ロベルト もう2021年のことを考えている。まずは昨年のシカゴ滞在時、ベースのエリック・ハクバーグとデュオで録音した『Shuffling Ivories』を出すことになるだろう。選曲はユービー・ブレイクからアンドリュー・ヒルまで、広い範囲で取り上げている。マイアミでヴィブラフォン兼コンガ奏者のアルフレード・チャコンと吹き込んだ『Matching Point』は2022年のリリースになるかな。もちろん先に触れたマーク・コルビーとのデュオ作品もあるし、出したいアイテムはいっぱいあるんだ。それから『Suite!』を気に入ってくれた方には、ぜひ私のトリオがカンザス・シティで録音した『Enigmatix』、『World Gardens』、それからセクステットで録音した『Live in Miami at the WDNA Jazz Gallery』も聴いてほしい。こちらには、この前グラミー賞を獲ったトランペット奏者のブライアン・リンチも参加しているよ。

<『Enigmatix』>


<『World Gardens』>


<『Live in Miami at the WDNA Jazz Gallery』>


--- JMoodからあなたが出している作品は本当に多彩です。まるでひとりのミュージシャンとは思えないほどに。
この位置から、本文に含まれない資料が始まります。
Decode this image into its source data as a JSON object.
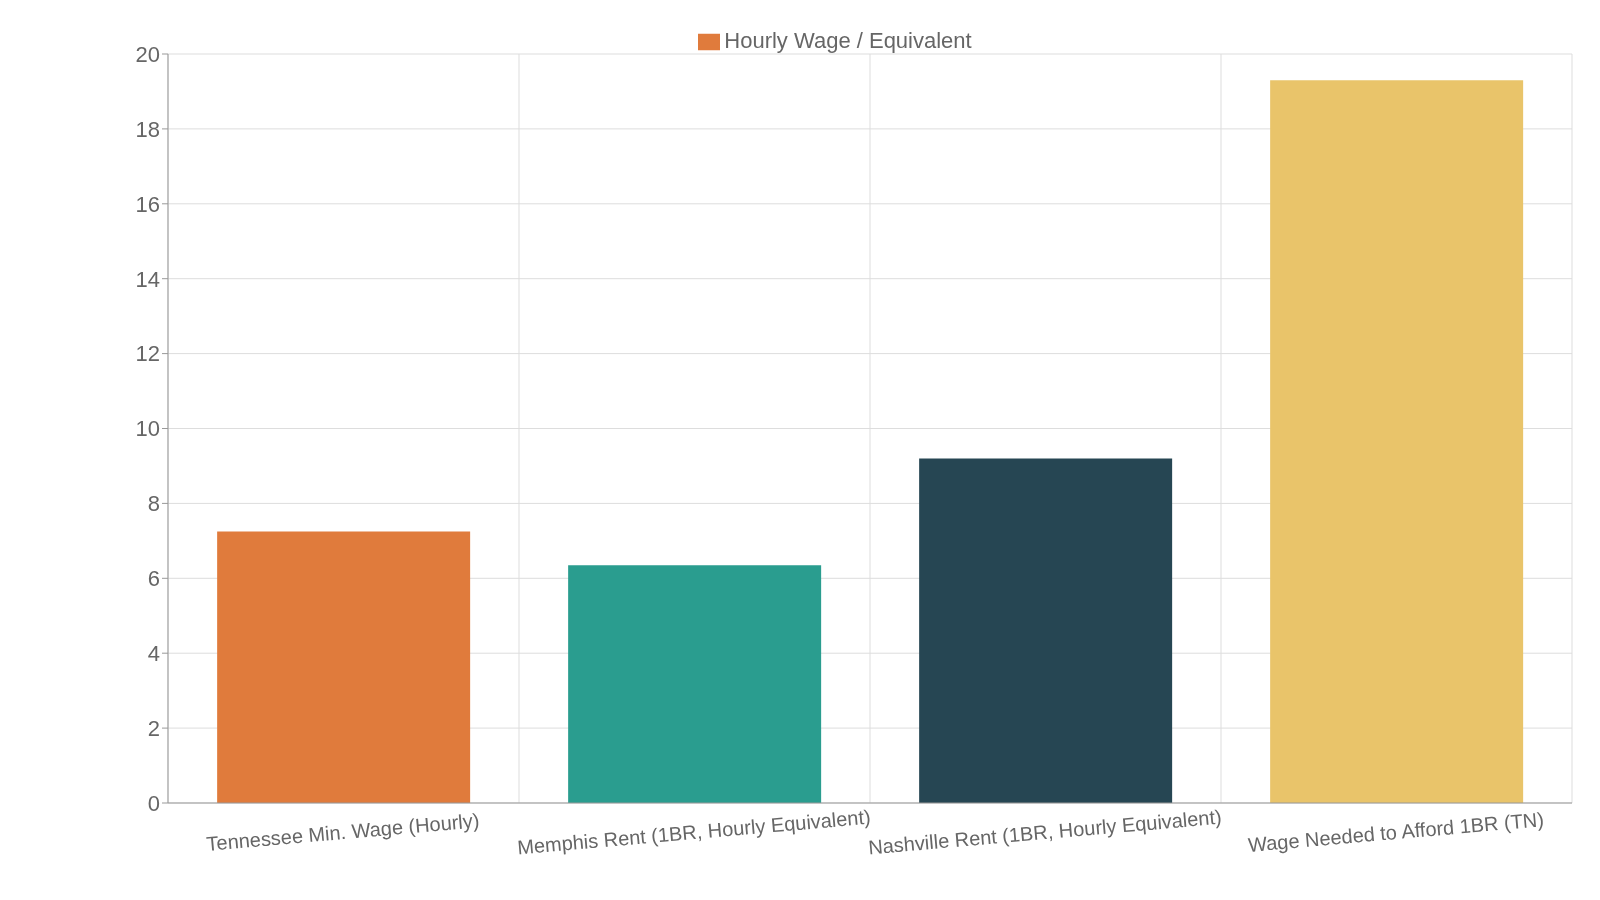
{
  "chart_data": {
    "type": "bar",
    "categories": [
      "Tennessee Min. Wage (Hourly)",
      "Memphis Rent (1BR, Hourly Equivalent)",
      "Nashville Rent (1BR, Hourly Equivalent)",
      "Wage Needed to Afford 1BR (TN)"
    ],
    "series": [
      {
        "name": "Hourly Wage / Equivalent",
        "color": "#e07b3c",
        "colors": [
          "#e07b3c",
          "#2a9d8f",
          "#264653",
          "#e9c46a"
        ],
        "values": [
          7.25,
          6.35,
          9.2,
          19.3
        ]
      }
    ],
    "ylim": [
      0,
      20
    ],
    "yticks": [
      0,
      2,
      4,
      6,
      8,
      10,
      12,
      14,
      16,
      18,
      20
    ],
    "grid": true,
    "legend": "top"
  }
}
ロベルト JMoodのオーナーで、私の友人、プロモーター、プロデューサーであるポール・コリンズのおかげだよ。彼が各アルバムの基本的コンセプトを決め、私を含む“JMood Team”が動き出す。このチームは常に新たな要素、とくに若いミュージシャンを歓迎する。私がJMoodの音楽に一番求めているのはジャズに美しい姿勢で前向きに取り組み、いろんな音楽の間に橋をかけて、レーベルのスタッフたち、音楽家、リスナー、ファンとフレンドリーな関係を築ける人材なんだ。そして私に関していうと、心をオープンにして、いろんな知識を新たに得るための情熱を保ち続けている。その物事にある“源”を意識しながらね。演奏や作曲をするときにはインスピレーションにまかせ、特に何かに強くこだわることはないが、ヨーロッパ人ジャズ・ミュージシャンである私と、アフリカ系アメリカ人のジャズ・トラディションの関係性を、忘れろと言われても難しいとは思う。
日本の皆さんとこういう形で触れ合えることがとてもうれしいよ。私は長年柔道をやってきて、黒帯をとることもできた。数年前にひざを痛めてしまったが、さいきん復調してきたので、また取り組みたいと思っている。柔道は私にとって肉体的、哲学的に本当に重要なものなんだ。